To describe shipping density of each area, we defined vessel and traffic density [28]. The definition of vessel density in a region was taken as the expected number of vessels per unit area at any time, and traffic density as the average number of vessels crossing this region per unit area per unit time. We calculated vessel and traffic density using a grid-based method. The traffic density in 2014 is shown in Fig. 2.

Fig. 2.
figure 2

Global traffic density in 2014, at the spatial resolution of 10 min longitude by 10 min latitude

3.3 Level 2: Relationship Assessment

We are developing an online system detecting vessels’ rendezvous. In the system, we divide the earth into grids of the size 1° latitude by 1° longitude, and put ships into them according to their locations. Rendezvous detection is performed every 10 min by calculating distance among ships inside the same grid and surrounding grids.

We have mined ships’ mooring positions base on AIS data, including position, speed and status. Each position was represented as a grid of 0.6 s longitude by 0.6 s latitude, and the membership that each grid belonged to a berth was calculated separately according to tracks located in this grid using fuzzy inference. After that, we clustered mooring positions into berths using DBSCAN, taking multiple attributes of positions into consideration in the function of distance. An example of a clustered berth is demonstrated in Fig. 3.

Fig. 3.
figure 3

A clusters of mooring points, belonging to a berth

3.4 Level 3: Impact Assessment

Based on vessel and traffic density maps described in Sect. 3.1, we are developing an online system detecting two types of anomalies: areas with vessel number deviating from expected and ships sailing in unusual routes. The former anomaly is detected by comparing current number of vessels with patterns in vessel density maps. The latter anomaly is detected by comparing each vessel’s route with traffic density maps.

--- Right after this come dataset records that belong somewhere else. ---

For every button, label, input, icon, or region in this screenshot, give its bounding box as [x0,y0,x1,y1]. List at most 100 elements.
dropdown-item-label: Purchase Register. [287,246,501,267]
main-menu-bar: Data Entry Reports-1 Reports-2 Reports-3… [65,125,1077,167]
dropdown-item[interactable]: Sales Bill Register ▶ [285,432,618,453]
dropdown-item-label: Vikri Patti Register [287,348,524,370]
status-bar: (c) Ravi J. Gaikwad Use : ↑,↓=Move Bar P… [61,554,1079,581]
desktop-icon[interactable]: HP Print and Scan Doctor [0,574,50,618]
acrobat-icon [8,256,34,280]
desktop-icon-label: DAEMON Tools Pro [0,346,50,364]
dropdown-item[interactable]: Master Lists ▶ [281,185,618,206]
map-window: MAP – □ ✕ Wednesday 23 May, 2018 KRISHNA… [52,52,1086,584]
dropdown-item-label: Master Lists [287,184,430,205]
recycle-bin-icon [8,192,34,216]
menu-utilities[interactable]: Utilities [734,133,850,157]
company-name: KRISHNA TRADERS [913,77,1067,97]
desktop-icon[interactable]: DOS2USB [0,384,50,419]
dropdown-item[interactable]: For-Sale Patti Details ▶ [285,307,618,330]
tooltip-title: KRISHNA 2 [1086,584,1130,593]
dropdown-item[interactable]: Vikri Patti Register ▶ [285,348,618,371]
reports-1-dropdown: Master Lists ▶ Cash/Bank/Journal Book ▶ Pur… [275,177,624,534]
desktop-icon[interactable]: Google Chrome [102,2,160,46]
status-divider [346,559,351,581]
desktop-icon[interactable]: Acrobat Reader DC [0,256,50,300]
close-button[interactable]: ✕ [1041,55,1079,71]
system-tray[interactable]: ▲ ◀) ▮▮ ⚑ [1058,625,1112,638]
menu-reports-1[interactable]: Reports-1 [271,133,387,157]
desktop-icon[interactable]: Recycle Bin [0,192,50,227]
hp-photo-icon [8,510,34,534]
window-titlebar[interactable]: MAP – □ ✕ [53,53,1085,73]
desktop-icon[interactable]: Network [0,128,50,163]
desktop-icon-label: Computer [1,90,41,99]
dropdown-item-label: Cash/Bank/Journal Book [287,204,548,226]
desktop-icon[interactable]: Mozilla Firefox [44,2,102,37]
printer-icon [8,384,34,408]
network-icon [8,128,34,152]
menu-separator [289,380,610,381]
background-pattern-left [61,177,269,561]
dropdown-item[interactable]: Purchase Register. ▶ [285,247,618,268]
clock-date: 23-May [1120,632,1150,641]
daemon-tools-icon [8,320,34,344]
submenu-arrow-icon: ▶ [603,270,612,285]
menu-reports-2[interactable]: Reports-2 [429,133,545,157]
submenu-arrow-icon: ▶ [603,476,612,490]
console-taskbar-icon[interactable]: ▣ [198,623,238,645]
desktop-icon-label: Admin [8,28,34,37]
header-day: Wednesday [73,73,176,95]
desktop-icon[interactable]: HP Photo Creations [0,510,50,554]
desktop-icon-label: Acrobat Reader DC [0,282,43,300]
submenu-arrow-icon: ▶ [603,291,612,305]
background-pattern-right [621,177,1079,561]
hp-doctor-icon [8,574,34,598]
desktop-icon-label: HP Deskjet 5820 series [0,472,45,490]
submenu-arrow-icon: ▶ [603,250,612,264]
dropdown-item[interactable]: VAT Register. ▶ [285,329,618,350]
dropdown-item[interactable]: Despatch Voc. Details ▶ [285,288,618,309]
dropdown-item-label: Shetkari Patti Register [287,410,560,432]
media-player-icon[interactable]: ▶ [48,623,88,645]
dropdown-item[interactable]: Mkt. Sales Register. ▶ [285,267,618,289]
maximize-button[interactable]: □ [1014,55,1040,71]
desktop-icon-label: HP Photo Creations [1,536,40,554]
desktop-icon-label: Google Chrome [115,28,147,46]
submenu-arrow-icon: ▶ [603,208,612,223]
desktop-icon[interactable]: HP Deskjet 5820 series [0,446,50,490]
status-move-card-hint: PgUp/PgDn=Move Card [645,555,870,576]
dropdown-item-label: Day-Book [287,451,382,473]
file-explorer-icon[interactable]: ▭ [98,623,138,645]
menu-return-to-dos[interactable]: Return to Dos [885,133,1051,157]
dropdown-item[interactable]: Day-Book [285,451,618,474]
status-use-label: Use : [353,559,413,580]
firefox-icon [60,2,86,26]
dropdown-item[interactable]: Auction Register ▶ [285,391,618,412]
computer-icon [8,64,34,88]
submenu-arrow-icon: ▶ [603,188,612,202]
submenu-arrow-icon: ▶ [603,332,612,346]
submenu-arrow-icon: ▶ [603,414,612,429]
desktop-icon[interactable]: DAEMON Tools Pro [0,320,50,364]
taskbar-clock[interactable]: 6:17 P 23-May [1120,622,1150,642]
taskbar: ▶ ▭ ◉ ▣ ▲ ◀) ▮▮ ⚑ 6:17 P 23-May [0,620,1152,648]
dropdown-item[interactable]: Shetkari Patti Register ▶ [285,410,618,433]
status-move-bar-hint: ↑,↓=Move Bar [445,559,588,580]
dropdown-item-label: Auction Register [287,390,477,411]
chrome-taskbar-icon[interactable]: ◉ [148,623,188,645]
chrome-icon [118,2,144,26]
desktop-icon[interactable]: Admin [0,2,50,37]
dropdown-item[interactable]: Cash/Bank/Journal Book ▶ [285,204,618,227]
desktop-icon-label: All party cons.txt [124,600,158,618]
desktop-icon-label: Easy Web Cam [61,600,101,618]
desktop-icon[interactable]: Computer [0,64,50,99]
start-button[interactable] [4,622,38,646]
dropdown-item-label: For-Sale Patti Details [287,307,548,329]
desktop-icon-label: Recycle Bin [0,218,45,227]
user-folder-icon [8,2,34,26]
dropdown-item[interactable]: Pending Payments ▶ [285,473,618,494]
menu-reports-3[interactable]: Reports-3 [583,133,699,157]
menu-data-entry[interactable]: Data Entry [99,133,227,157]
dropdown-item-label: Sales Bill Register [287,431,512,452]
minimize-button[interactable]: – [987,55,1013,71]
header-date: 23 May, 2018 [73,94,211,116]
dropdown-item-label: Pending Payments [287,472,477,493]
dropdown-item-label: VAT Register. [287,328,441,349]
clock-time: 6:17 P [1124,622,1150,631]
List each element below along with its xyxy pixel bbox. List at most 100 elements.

4 Conclusion and Future Work

We proposed a functional model of AIS data fusion in this paper. We hope that this model can provide a common frame of reference for maritime situational awareness based on AIS data fusion. This model is an instantiation of the well-accepted JDL model and serves as a checklist for functions a maritime situational awareness system should provide. Based on this model, this paper introduced our works.

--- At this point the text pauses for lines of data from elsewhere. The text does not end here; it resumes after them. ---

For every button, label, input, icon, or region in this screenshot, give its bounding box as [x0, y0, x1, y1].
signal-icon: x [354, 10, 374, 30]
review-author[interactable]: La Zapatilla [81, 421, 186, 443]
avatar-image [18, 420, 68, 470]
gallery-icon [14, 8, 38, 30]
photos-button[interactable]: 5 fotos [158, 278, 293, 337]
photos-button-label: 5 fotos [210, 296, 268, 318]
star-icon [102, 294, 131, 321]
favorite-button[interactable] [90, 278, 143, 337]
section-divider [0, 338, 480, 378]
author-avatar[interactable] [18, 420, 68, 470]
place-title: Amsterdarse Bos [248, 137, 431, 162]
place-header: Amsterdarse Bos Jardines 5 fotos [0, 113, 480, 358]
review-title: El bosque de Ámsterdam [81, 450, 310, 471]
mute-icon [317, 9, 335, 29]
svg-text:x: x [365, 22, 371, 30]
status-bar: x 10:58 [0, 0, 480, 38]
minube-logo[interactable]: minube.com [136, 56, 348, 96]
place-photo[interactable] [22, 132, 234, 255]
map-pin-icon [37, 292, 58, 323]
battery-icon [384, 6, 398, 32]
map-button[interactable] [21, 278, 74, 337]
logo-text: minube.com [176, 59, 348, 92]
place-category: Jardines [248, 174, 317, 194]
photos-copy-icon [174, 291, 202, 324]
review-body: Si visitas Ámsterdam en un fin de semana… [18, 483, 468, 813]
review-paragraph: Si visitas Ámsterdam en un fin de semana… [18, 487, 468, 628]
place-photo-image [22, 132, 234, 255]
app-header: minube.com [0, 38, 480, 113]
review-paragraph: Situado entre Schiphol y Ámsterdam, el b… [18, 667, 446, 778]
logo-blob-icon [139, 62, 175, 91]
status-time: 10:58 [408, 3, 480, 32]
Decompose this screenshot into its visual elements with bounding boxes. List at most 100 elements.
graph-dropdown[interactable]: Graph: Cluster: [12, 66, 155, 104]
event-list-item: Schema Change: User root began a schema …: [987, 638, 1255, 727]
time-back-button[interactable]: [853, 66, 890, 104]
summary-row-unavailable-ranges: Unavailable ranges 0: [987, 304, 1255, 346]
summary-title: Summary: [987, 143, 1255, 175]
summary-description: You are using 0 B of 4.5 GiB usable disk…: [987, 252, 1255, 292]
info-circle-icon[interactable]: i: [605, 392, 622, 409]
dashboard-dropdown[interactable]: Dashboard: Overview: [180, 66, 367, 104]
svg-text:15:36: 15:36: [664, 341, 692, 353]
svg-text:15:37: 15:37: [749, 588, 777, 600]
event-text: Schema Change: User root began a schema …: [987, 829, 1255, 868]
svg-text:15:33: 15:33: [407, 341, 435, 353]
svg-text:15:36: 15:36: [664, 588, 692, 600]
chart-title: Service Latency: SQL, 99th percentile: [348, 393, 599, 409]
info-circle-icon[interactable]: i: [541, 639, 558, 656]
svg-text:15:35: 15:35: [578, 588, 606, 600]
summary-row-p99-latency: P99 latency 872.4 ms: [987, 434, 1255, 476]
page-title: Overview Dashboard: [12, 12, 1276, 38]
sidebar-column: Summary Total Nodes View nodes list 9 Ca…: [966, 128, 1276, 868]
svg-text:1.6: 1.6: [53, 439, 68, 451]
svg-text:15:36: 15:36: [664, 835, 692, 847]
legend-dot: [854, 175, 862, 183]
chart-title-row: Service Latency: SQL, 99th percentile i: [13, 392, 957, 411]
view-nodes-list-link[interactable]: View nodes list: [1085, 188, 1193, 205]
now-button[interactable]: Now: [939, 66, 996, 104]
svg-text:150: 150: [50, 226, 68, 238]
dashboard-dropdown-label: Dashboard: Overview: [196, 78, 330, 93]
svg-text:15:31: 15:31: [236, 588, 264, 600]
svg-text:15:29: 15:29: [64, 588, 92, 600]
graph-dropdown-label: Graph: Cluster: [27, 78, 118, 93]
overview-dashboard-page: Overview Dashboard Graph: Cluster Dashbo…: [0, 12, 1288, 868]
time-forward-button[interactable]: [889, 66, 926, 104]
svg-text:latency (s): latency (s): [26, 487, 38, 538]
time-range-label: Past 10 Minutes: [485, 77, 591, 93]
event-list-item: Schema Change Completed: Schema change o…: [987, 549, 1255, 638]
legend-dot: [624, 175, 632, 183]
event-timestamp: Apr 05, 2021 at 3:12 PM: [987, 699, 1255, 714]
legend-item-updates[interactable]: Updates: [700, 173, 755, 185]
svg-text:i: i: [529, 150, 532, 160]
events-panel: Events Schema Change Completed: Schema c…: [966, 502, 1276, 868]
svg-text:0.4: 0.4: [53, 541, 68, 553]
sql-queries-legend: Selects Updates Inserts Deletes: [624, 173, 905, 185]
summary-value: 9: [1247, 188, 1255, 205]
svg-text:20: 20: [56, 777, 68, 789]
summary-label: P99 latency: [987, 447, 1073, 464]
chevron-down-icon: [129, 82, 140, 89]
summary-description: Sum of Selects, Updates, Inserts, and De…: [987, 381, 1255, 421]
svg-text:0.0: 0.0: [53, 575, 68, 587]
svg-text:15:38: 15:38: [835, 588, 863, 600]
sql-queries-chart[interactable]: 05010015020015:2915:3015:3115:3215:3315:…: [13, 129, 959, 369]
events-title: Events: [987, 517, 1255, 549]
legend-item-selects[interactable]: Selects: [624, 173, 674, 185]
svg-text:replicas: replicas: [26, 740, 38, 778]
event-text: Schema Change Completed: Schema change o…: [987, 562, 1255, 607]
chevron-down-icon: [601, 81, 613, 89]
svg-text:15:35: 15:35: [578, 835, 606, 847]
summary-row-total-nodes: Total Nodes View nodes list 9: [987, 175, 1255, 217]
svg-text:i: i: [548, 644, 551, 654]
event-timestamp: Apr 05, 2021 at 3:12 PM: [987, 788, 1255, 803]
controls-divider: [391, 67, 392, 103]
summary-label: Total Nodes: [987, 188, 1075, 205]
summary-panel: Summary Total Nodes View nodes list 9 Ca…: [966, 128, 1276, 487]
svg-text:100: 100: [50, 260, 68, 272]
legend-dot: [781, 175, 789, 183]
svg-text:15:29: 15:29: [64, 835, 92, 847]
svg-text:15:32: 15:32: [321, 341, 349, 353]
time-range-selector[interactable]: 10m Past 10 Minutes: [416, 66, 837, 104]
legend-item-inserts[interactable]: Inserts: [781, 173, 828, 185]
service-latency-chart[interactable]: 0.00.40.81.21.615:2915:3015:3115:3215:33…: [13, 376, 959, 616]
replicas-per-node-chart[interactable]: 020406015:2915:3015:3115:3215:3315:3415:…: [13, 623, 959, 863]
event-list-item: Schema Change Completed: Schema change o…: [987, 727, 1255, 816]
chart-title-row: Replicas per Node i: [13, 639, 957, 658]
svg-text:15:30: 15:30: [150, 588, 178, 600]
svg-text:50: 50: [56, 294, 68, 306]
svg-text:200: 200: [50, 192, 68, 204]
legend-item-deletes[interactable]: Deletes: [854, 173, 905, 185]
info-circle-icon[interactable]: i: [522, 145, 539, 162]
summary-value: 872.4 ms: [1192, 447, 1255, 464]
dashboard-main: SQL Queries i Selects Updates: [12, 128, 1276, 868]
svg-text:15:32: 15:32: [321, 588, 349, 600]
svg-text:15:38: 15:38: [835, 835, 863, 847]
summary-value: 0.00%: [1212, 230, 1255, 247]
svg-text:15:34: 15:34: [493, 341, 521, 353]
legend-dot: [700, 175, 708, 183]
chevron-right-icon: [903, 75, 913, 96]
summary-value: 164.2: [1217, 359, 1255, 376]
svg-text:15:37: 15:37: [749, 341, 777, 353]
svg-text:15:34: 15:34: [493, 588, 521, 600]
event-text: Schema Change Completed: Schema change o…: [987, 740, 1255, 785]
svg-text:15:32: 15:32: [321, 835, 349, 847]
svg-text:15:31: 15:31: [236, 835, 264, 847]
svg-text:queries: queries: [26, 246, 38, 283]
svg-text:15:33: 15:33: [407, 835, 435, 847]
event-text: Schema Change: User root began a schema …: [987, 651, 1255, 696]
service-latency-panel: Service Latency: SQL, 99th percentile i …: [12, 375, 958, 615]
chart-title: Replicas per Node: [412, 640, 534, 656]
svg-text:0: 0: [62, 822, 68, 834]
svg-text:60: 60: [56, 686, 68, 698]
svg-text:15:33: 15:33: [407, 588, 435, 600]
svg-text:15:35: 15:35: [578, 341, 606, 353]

Our future work would be to achieve more comprehensive global maritime situational awareness based on AIS data fusion. In the entity assessment step, we will detect and estimate more kinds of entities. Previous work mainly focused on stops and routes. To achieve global maritime situational awareness, we would consider more types of entities: vessels, traffic route segments, traffic stops, fishing areas, anchorages and ports, etc. With those entities, we can assess more interesting kinds of relations in level 2 process, such as fleet identification, which has not been studied yet as far as we know. Although anomaly detection is a hot topic in level 3 process, most efforts were made on identifying ships whose tracks are not compatible with traffic patterns. In our future work, those ships deviating from their historical patterns will also be marked as anomaly. Taking more types of entities into consideration, we plan to detect more kinds of anomaly based on the analysis of their states and relations among them. Possible anomalies include birth and death of fishing areas and anchorages, changes of traffic route segments, etc. Apart from anomaly detection, we will also perform other level 3 processes such as route planning, trade monitoring, piracy detection, etc.